America's Cup

America's Cup: Mascalzone steht zu Ellison

08.10.2007 Carsten Kemmling - Vincenzo Onorato´s Team unterstützt die Position von BMW Oracle mit einer Eingabe an das New Yorker Gericht. Verschiebung unvermeidlich? Die Fronten sind verhärtet

„Der Richter soll wissen, was im Umfeld der prozessierenden Parteien passiert“, erklärt Masclazone Latinos Rechtsberaterin Alessandra Pandarese ihre Eingabe an das Gericht in New York. Das sei der Zweck des so genannten Amicus-Curiae-Brief, den sie am Samstag eingebracht habe, um wie in den USA üblich Hintergrundinformationen für den Fall beizusteuern.

Neues ist von Pandarese allerdings nicht zu hören. Im Auftrag von Vincenzo Onorato bekräftigt sie einmal mehr die Tatsache, dass BMW Oracle nicht alleine steht im Kampf gegen Alinghi.

„Man muss Ernesto Bertarelli fragen — der mehrfach betont hat, dass die 32. Auflage des Cups die beste aller Zeiten war — warum er die Regeln völlig neu geschrieben hat? Wäre es nicht besser gewesen den vorherigen Text zu verbessern, vielleicht mit dem Input aller Herausforderer?“

Eine Verschiebung sei wahrscheinlich unvermeidbar, heißt es weiter in dem Amicus-Curiae-Brief. Trotzdem habe das ACM keinen der jetzigen Herausforderer von dieser Möglichkeit unterrichtet bevor es damit an die Öffentlichkeit ging.

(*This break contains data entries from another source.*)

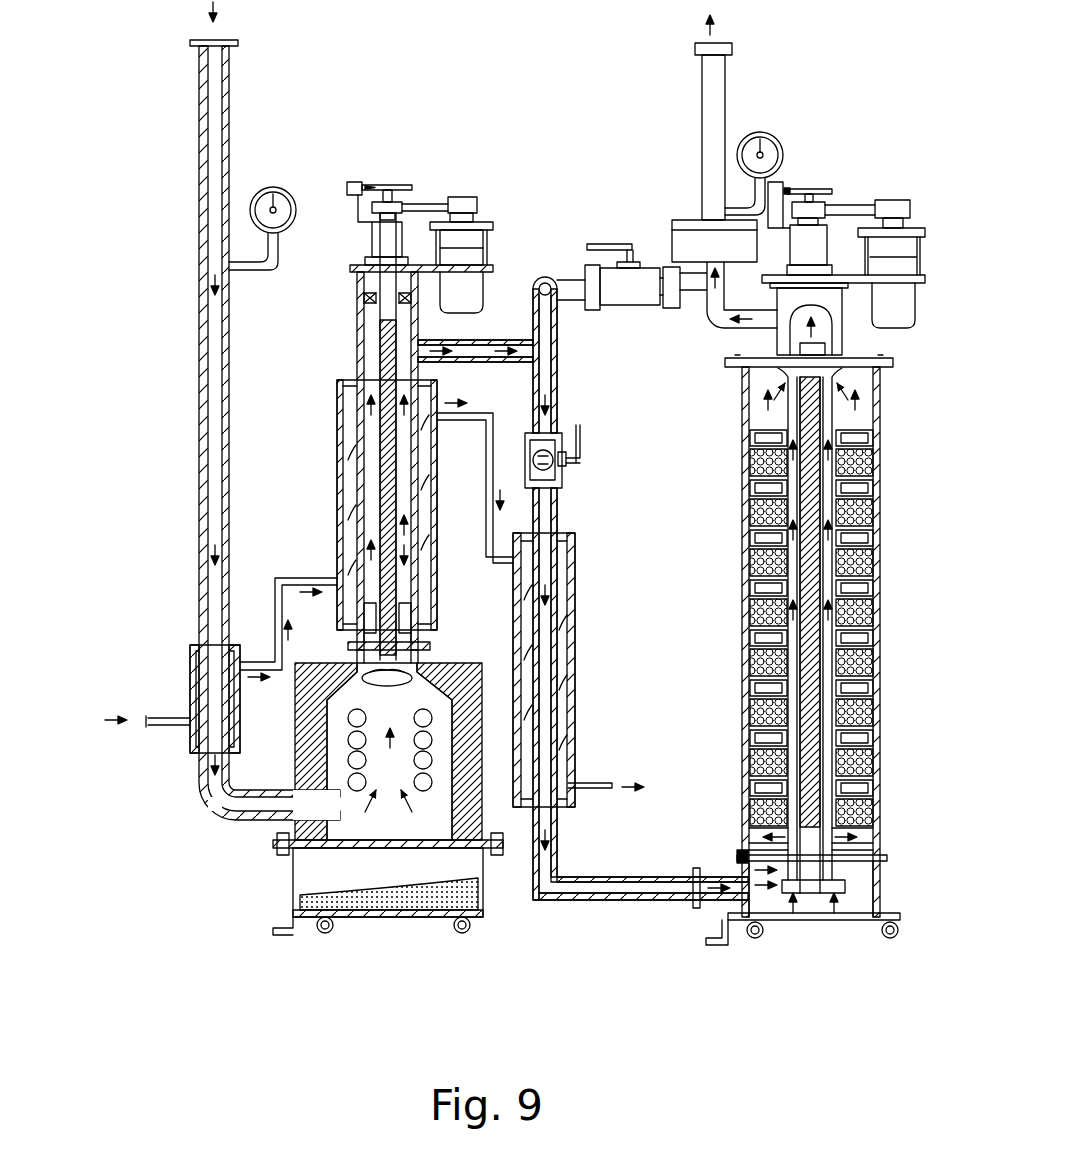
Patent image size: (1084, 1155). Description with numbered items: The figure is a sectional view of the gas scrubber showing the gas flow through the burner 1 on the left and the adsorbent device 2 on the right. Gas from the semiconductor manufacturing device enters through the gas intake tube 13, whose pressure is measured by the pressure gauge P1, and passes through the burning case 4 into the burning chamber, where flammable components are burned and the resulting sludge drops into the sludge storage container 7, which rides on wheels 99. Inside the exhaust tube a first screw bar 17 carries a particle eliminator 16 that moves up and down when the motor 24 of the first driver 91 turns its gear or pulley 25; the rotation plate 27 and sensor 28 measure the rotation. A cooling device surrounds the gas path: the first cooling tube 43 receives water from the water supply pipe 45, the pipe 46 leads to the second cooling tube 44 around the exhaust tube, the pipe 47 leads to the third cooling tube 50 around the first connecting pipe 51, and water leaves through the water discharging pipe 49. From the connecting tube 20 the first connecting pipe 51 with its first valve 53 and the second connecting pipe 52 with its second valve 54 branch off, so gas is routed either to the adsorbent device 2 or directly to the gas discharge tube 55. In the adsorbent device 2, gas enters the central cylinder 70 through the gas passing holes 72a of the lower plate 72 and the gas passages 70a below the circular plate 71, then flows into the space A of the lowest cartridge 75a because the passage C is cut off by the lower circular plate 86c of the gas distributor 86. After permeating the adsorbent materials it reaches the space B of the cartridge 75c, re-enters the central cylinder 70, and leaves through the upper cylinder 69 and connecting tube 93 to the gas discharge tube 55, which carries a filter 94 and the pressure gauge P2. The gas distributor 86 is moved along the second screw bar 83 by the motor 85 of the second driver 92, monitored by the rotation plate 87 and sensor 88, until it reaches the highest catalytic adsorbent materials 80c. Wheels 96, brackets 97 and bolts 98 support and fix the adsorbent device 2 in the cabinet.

The burner 1 is at (178, 380).
The adsorbent device 2 is at (896, 612).
The burning case 4 is at (297, 702).
The sludge storage container 7 is at (293, 873).
The gas intake tube 13 is at (199, 210).
The particle eliminator 16 is at (418, 637).
The first screw bar 17 is at (380, 482).
The connecting tube 20 is at (468, 362).
The motor 24 is at (470, 297).
The gear or pulley 25 is at (462, 197).
The rotation plate 27 is at (400, 200).
The sensor 28 is at (355, 182).
The first cooling tube 43 is at (190, 690).
The second cooling tube 44 is at (337, 437).
The water supply pipe 45 is at (183, 728).
The pipe 46 is at (305, 578).
The pipe 47 is at (486, 524).
The water discharging pipe 49 is at (592, 790).
The third cooling tube 50 is at (575, 592).
The first connecting pipe 51 is at (557, 527).
The second connecting pipe 52 is at (557, 395).
The first valve 53 is at (578, 447).
The second valve 54 is at (612, 240).
The gas discharge tube 55 is at (702, 135).
The upper cylinder 69 is at (838, 338).
The central cylinder 70 is at (840, 416).
The gas passages 70a is at (745, 855).
The circular plate 71 is at (870, 870).
The lower plate 72 is at (805, 895).
The gas passing holes 72a is at (820, 895).
The lowest cartridge 75a is at (855, 810).
The cartridge 75c is at (765, 758).
The highest catalytic adsorbent materials 80c is at (860, 460).
The second screw bar 83 is at (860, 563).
The motor 85 is at (910, 300).
The gas distributor 86 is at (870, 757).
The lower circular plate 86c is at (862, 830).
The rotation plate 87 is at (815, 190).
The sensor 88 is at (778, 182).
The first driver 91 is at (448, 142).
The second driver 92 is at (889, 145).
The connecting tube 93 is at (722, 330).
The filter 94 is at (688, 220).
The wheels 96 is at (761, 938).
The brackets 97 is at (716, 940).
The bolts 98 is at (710, 930).
The wheels 99 is at (470, 926).
The space A is at (868, 838).
The space B is at (757, 795).
The passage C is at (830, 490).
The pressure gauge P1 is at (276, 188).
The pressure gauge P2 is at (763, 132).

Das ACM mache weiterhin den grundlegenden Fehler, sich als eine Organisation wie die FIA dem internationalen Auto-Dachverband zu fühlen, dem auch die Formel 1 untersteht. „Das ACM ist aus dem Cup-Halter entstanden und kann deshalb keine absolute Macht haben.“

In einem weiterführenden Interview mit Valencia Sailing bestätigt Pandarese, dass Mascalzone Latino und BMW Oracle an einem „fairen“ Protokoll arbeiten, das sich stark an die Version des 32. Cups anlehne.
Darin befürworten die Verfasser die Beibehaltung der alten America´s Cup Klasse für den 33. Cup und die Einführung eines neuen Bootes für den 34. Cup.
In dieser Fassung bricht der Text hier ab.